Monday, May 16, 2005

Come on in, the weather's fine...

And so we have arrived, safe and not quite sound, in bucolic Moorpark, to live this next chapter of our lives. Things are as they always are here, white pickup trucks blare terrible music, the hills have faded from green to gold, and the weather is always just perfect. The ocean is more magnificent than I remember. In Ventura and off the coast of the Santa Monica Mountains the Pacific is a stolid grey-green, but ten leagues north off the coast of Santa Barbara she is twinkling sapphire blue. And a days drive north from there, in Carmel-by-the-Sea, the ocean is clear, and turquoise on the breaks, and if it weren’t as cold as Lake Michigan it would seem as if you were in Hawaii.

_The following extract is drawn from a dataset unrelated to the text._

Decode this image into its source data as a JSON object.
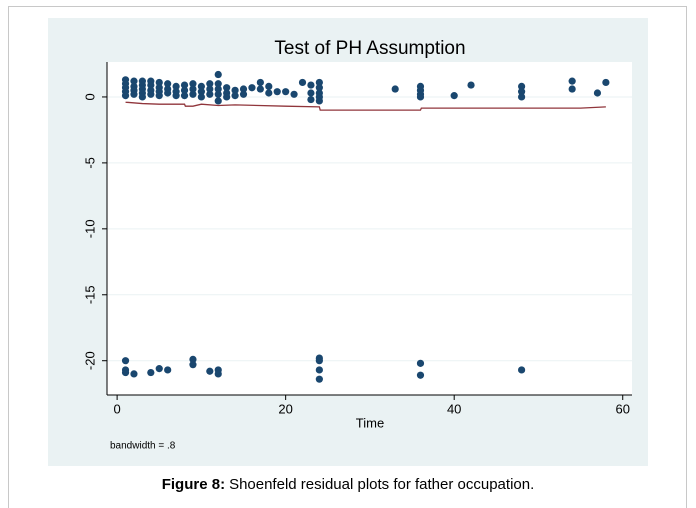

The sound of the sea was forgotten as well. Several days prior to my departure from the windy city I stopped by DePaul’s art gallery, and I found an exhibit of Palestinian contemporary art. One piece that struck me in particular were a set of a dozen or so ‘headphones’ each made from a pair of near identical seashells, set together on a band of copper wire. The idea was to wear the ‘headphones’ and find solace in the sound of the crashing waves. Well, I heard no such thing. I heard an organic static, if anything, and was rather disappointed with the product regardless of my respect and admiration for the idea. When I sat on the beach at Carmel, however, I realized that I was wrong about the headphones. The waves do not crash, one after another, as I had imagined. They overlap to form a rather uniform and steady noise, undulating but relentless. Perhaps that persistence is what the artist had in mind.

The professor I spoke with at UC Santa Cruz was very encouraging about my interest in pursuing a career as a marine scientist. He as well as several of his colleagues had studied the arts in their undergraduate education, and he said that the field welcomes ‘migrants’ such as myself. He also warned against taking too many classes at the community college, as the course of study in population ecology and systematics that interests me is so unrelated to sub-organismal biology that I will become bored and disillusioned by rote introductory biology classes. He advised me to crush the GRE, especially the quantitative section, and to volunteer for some scientists in Santa Barbara. Bill and I are trying to outdo each other on the GRE, and I am trying to line up a trip with a few scientists for the fall.

It is ten-thirty in the evening, and it is past my bedtime of these days. I am registered for ‘Marine Life and its Environment’ class at Moorpark College, which is scheduled to begin this coming Monday at the grueling schedule of 11am-5pm Monday through Thursday. I am also up for a job from a temp agency which pays $16 to $20 an hour to work at a guitar amplifier manufacturer. I do not know if I will be able to take that job as well as the class, and I honestly do not know which option is a better occupier of my time. In order to volunteer for any of the marine biologists working around here one must hold a Rescue Diver certification, and that is no cheap venture. It is comparable in both price and time to the SOLO program in New Hampshire. We shall see.

So that concludes my first entry. Goodnight.